What $352 Million in Losses Looks Like
The aggregate figure doesn’t convey what individual losses mean in human terms.
A retired teacher in Florida lost $87,000 — her entire savings account — to a voice-cloned “grandson” who called on a Tuesday afternoon, panicked, claiming he’d been in an accident in Mexico and needed bail money before his parents found out. She spent four hours on the phone with the “grandson” and a “consulate official,” withdrawing money from her account in multiple transactions. She did not speak to her actual grandson for three days, believing his silence was embarrassment about the incident. He knew nothing about it.
A widower in Oregon lost $143,000 across nine months to an AI-driven romance fraud operation. He was introduced to the “woman” — a fictional identity operated by an automated system — through a social media group for people over 60. The relationship was warm, consistent, and emotionally meaningful to him. The financial requests came gradually — small amounts for medical bills, then larger amounts for a business crisis, then larger amounts still to unlock a “blocked international account.” He did not report until the relationship ended abruptly and a nephew helped him piece together what had happened.
These are not unusual cases. They are representative of thousands of similar experiences reported to the FBI each year.
What Families Can Do
The most important protective factor identified in FBI research is regular, open family communication about the scam landscape.

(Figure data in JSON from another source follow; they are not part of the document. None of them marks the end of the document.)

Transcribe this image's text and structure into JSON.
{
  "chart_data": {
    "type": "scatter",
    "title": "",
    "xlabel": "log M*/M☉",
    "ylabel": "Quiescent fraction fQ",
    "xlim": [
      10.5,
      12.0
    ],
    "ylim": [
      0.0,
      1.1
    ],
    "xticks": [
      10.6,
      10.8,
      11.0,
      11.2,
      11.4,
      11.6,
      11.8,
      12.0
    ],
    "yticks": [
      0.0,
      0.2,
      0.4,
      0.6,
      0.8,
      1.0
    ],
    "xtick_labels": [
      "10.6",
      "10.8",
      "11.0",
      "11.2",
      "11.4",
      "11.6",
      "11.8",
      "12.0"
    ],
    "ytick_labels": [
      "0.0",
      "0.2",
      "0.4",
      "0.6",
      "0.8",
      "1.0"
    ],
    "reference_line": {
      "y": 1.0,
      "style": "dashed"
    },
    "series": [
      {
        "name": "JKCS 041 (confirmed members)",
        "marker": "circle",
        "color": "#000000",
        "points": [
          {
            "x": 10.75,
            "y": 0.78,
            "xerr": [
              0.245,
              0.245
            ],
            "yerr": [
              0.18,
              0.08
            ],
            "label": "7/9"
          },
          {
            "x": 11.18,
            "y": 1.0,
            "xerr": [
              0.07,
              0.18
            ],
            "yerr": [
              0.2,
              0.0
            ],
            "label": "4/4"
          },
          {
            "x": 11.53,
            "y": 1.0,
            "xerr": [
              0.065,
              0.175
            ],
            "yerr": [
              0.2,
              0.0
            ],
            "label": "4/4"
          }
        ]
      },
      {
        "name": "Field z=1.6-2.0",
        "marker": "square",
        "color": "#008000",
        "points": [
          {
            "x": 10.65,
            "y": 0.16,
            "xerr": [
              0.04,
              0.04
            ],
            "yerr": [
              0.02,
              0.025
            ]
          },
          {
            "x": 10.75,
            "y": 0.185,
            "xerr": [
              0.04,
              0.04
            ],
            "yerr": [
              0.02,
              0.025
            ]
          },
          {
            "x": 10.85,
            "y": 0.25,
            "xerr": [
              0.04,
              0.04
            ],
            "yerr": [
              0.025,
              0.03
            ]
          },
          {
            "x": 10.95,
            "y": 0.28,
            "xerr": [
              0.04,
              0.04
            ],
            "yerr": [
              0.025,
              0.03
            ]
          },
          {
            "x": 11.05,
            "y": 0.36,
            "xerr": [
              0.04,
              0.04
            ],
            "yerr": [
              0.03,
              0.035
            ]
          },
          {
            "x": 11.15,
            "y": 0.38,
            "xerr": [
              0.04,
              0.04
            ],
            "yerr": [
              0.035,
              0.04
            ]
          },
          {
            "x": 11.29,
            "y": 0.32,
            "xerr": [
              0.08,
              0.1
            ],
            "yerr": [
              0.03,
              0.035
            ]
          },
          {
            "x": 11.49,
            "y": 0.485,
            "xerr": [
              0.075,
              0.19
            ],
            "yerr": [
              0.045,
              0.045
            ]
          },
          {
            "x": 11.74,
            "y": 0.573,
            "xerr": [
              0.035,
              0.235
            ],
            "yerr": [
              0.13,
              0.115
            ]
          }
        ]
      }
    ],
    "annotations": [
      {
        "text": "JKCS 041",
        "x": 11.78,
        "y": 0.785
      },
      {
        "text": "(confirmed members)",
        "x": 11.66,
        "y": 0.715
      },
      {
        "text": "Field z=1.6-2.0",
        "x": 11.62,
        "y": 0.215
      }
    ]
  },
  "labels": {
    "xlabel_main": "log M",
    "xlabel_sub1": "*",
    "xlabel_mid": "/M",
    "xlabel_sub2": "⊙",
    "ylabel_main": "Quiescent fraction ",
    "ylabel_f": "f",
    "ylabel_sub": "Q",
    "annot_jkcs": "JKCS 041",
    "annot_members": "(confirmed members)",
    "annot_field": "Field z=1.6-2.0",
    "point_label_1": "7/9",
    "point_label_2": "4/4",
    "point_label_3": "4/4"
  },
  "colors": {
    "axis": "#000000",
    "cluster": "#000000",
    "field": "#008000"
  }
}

Elderly relatives who know that AI can clone voices are significantly less likely to be successfully targeted by voice cloning fraud. The knowledge removes the core mechanism: the assumption that the voice on the phone is real because it sounds exactly right.
Practical steps:
- Have a direct conversation with elderly parents or grandparents: “Scammers can now fake anyone’s voice exactly. If you get a call from someone who sounds like me or another family member asking for money, call me directly before doing anything.”
- Establish a family verification word or phrase that anyone can ask for in an emergency call
- Set up a simple check-in protocol: if an elderly relative receives any call requesting money, they agree to call a designated family member before acting
- Help elderly relatives adjust privacy settings on social media accounts to limit who can access video or audio content — reducing the available material for voice cloning
Financial safeguards:
- Consider setting up account alerts for large withdrawals
- Talk to their bank — many financial institutions now have elder fraud prevention programs that allow family notification for unusual transactions with the account holder’s consent
- Be alert to sudden changes in financial behavior or unusual stress around financial topics
Where to Report
If you or someone you know has been targeted by AI-enabled fraud:
- FBI IC3: ic3.gov — the primary federal reporting channel, particularly important for building the national picture of AI fraud
- FTC: reportfraud.ftc.gov — for scams involving impersonation, fake calls, or phishing
- Elder Fraud Hotline: 1-833-FRAUD-11 (operated by the DOJ’s Elder Justice Initiative)
- Your bank — immediately, if a financial transfer has occurred. Time is critical for recovery attempts.
The FBI’s new AI-enabled fraud category only exists because enough people reported to make the pattern visible. Every report matters — both for potential individual recovery and for the collective picture that drives enforcement resources toward the operations causing the most harm.